A Fundação Clóvis Salgado encerra o ano de 2020 com uma produção inédita em celebração aos 250 anos de nascimento do compositor alemão Ludwig van Beethoven. Reunido de forma remota, os membros do Coral Lírico de Minas Gerais e da Orquestra Sinfônica de Minas Gerais interpretam o último movimento da Sinfonia n.° 9 em ré menor, op. 125 (Nona Sinfonia), uma das obras mais conhecidas do repertório ocidental, considerada ícone da música romântica. O vídeo vai ao ar no dia 30 de dezembroàs 10h, pelo Instagram e Facebook da FCS. A produção possui direção musical do Maestro Titular da OSMG, Sílvio Viegas, e da Maestrina Associada ao CLMG, Lara Tanaka.

O vídeo “Nona Sinfonia de Beethoven” é realizado pelo GOVERNO DE MINAS GERAIS / SECRETARIA DE ESTADO DE CULTURA E TURISMO DE MINAS GERAIS e FUNDAÇÃO CLÓVIS SALGADO e tem a APPA – ARTE E CULTURA como correalizadora. Conta ainda com o patrocínio Master da CEMIG e INSTITUTO UNIMED-BH (viabilizado pelo incentivo de mais de 5,1 mil médicos cooperados e colaboradores), USIMINAS e INSTITUTO USIMINAS como patrocinadores.

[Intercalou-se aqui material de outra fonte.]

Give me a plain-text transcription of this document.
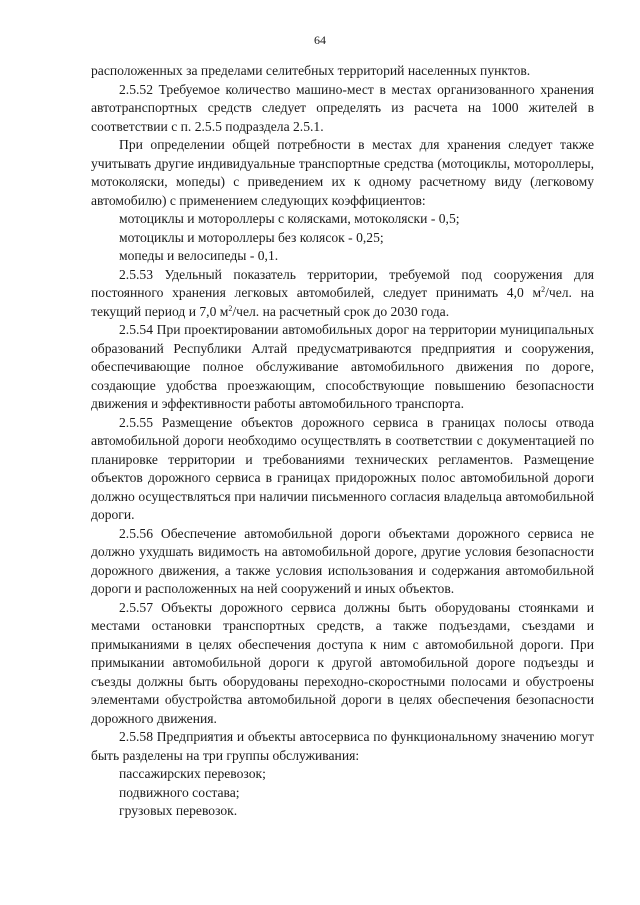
64

расположенных за пределами селитебных территорий населенных пунктов.

2.5.52 Требуемое количество машино-мест в местах организованного хранения автотранспортных средств следует определять из расчета на 1000 жителей в соответствии с п. 2.5.5 подраздела 2.5.1.

При определении общей потребности в местах для хранения следует также учитывать другие индивидуальные транспортные средства (мотоциклы, мотороллеры, мотоколяски, мопеды) с приведением их к одному расчетному виду (легковому автомобилю) с применением следующих коэффициентов:

мотоциклы и мотороллеры с колясками, мотоколяски - 0,5;

мотоциклы и мотороллеры без колясок - 0,25;

мопеды и велосипеды - 0,1.

2.5.53 Удельный показатель территории, требуемой под сооружения для постоянного хранения легковых автомобилей, следует принимать 4,0 $м^2$/чел. на текущий период и 7,0 $м^2$/чел. на расчетный срок до 2030 года.

2.5.54 При проектировании автомобильных дорог на территории муниципальных образований Республики Алтай предусматриваются предприятия и сооружения, обеспечивающие полное обслуживание автомобильного движения по дороге, создающие удобства проезжающим, способствующие повышению безопасности движения и эффективности работы автомобильного транспорта.

2.5.55 Размещение объектов дорожного сервиса в границах полосы отвода автомобильной дороги необходимо осуществлять в соответствии с документацией по планировке территории и требованиями технических регламентов. Размещение объектов дорожного сервиса в границах придорожных полос автомобильной дороги должно осуществляться при наличии письменного согласия владельца автомобильной дороги.

2.5.56 Обеспечение автомобильной дороги объектами дорожного сервиса не должно ухудшать видимость на автомобильной дороге, другие условия безопасности дорожного движения, а также условия использования и содержания автомобильной дороги и расположенных на ней сооружений и иных объектов.

2.5.57 Объекты дорожного сервиса должны быть оборудованы стоянками и местами остановки транспортных средств, а также подъездами, съездами и примыканиями в целях обеспечения доступа к ним с автомобильной дороги. При примыкании автомобильной дороги к другой автомобильной дороге подъезды и съезды должны быть оборудованы переходно-скоростными полосами и обустроены элементами обустройства автомобильной дороги в целях обеспечения безопасности дорожного движения.

2.5.58 Предприятия и объекты автосервиса по функциональному значению могут быть разделены на три группы обслуживания:

пассажирских перевозок;

подвижного состава;

грузовых перевозок.
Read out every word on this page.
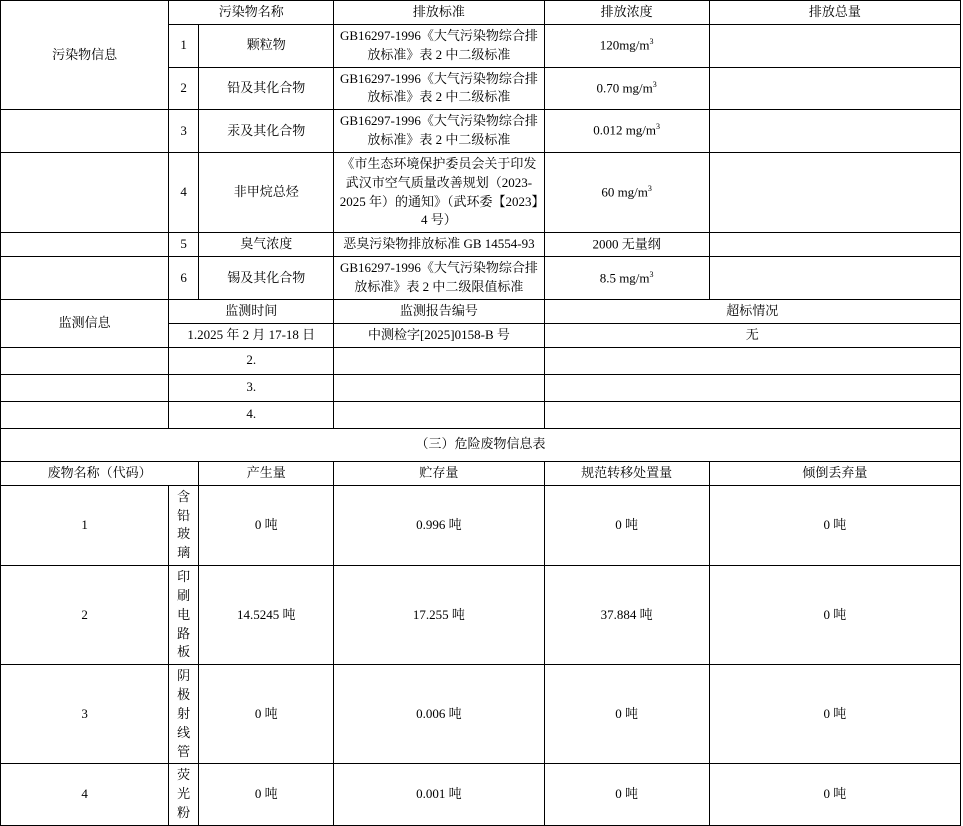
污染物信息	污染物名称		排放标准	排放浓度	排放总量
	1	颗粒物	GB16297-1996《大气污染物综合排放标准》表 2 中二级标准	$120mg/m^3$	
	2	铅及其化合物	GB16297-1996《大气污染物综合排放标准》表 2 中二级标准	0.70 $mg/m^3$	
	3	汞及其化合物	GB16297-1996《大气污染物综合排放标准》表 2 中二级标准	0.012 $mg/m^3$	
	4	非甲烷总烃	《市生态环境保护委员会关于印发武汉市空气质量改善规划（2023-2025 年）的通知》（武环委【2023】4 号）	60 $mg/m^3$	
	5	臭气浓度	恶臭污染物排放标准 GB 14554-93	2000 无量纲	
	6	锡及其化合物	GB16297-1996《大气污染物综合排放标准》表 2 中二级限值标准	8.5 $mg/m^3$	
监测信息	监测时间		监测报告编号	超标情况	
	1.2025 年 2 月 17-18 日		中测检字[2025]0158-B 号	无	
	2.				
	3.				
	4.				
（三）危险废物信息表					
废物名称（代码）		产生量	贮存量	规范转移处置量	倾倒丢弃量
1	含铅玻璃	0 吨	0.996 吨	0 吨	0 吨
2	印刷电路板	14.5245 吨	17.255 吨	37.884 吨	0 吨
3	阴极射线管	0 吨	0.006 吨	0 吨	0 吨
4	荧光粉	0 吨	0.001 吨	0 吨	0 吨
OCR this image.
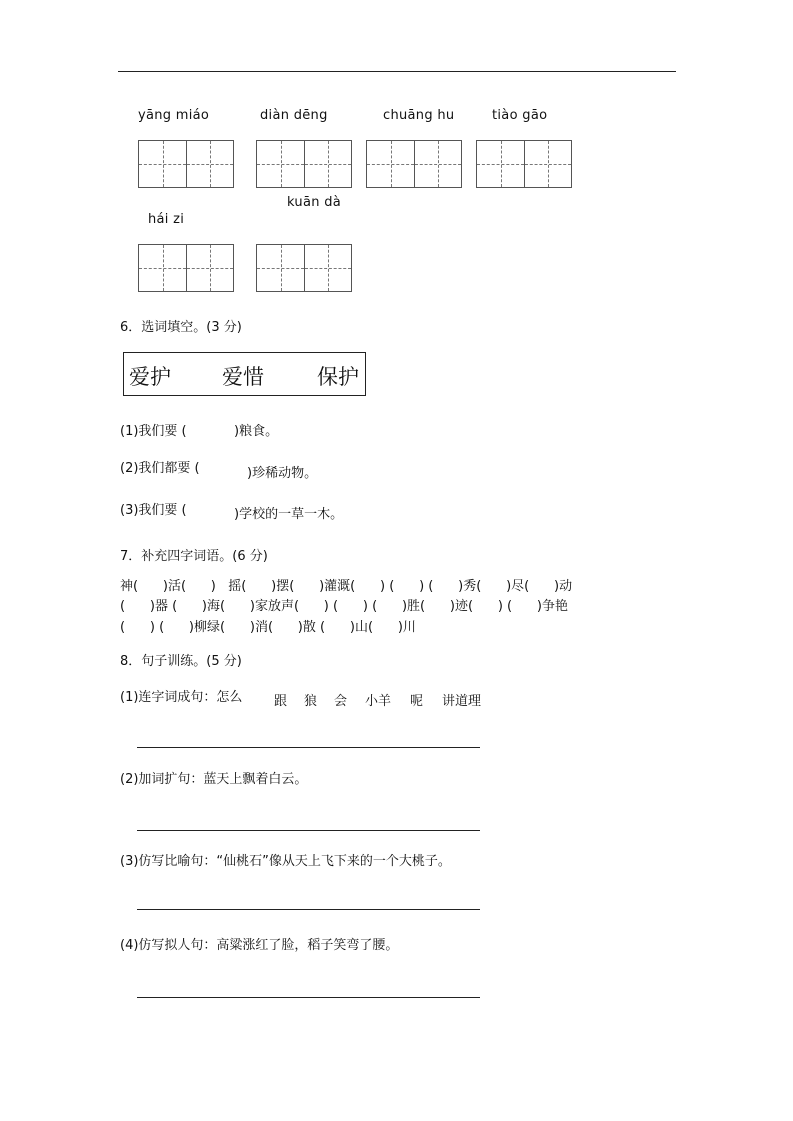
yāng miáo	diàn dēng	chuāng hu	tiào gāo
kuān dà
hái zi
6．选词填空。(3 分)
爱护 爱惜	保护
(1)我们要 (	)粮食。
(2)我们都要 (	)珍稀动物。
(3)我们要 (	)学校的一草一木。
7．补充四字词语。(6 分)
神(      )活(      )   摇(      )摆(      )灌溉(      ) (      ) (      )秀(      )尽(      )动
(      )器 (      )海(      )家放声(      ) (      ) (      )胜(      )迹(      ) (      )争艳
(      ) (      )柳绿(      )消(      )散 (      )山(      )川
8．句子训练。(5 分)
(1)连字词成句：怎么 跟 狼 会 小羊 呢 讲道理
(2)加词扩句：蓝天上飘着白云。
(3)仿写比喻句：“仙桃石”像从天上飞下来的一个大桃子。
(4)仿写拟人句：高粱涨红了脸，稻子笑弯了腰。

Um ano repleto de desafios – A gravação da Nona Sinfonia encerra a programação de ambos os Corpos Artísticos em 2020, que produziram inúmeras apresentações audiovisuais coletivas e individuais durante o ano. Segundo o maestro Silvio Viegas, o primeiro passo dos artistas da FCS após o isolamento social foi a reinvenção para continuar, mesmo que de forma remota, a produzir arte. “A Orquestra Sinfônica deu um grande passo ao realizar o primeiro vídeo para o projeto Palácio em Sua Companhia. Posteriormente, as produções começaram a alcançar altos níveis de engajamento, o que nos mostrou que estávamos no caminho certo”, conta o maestro.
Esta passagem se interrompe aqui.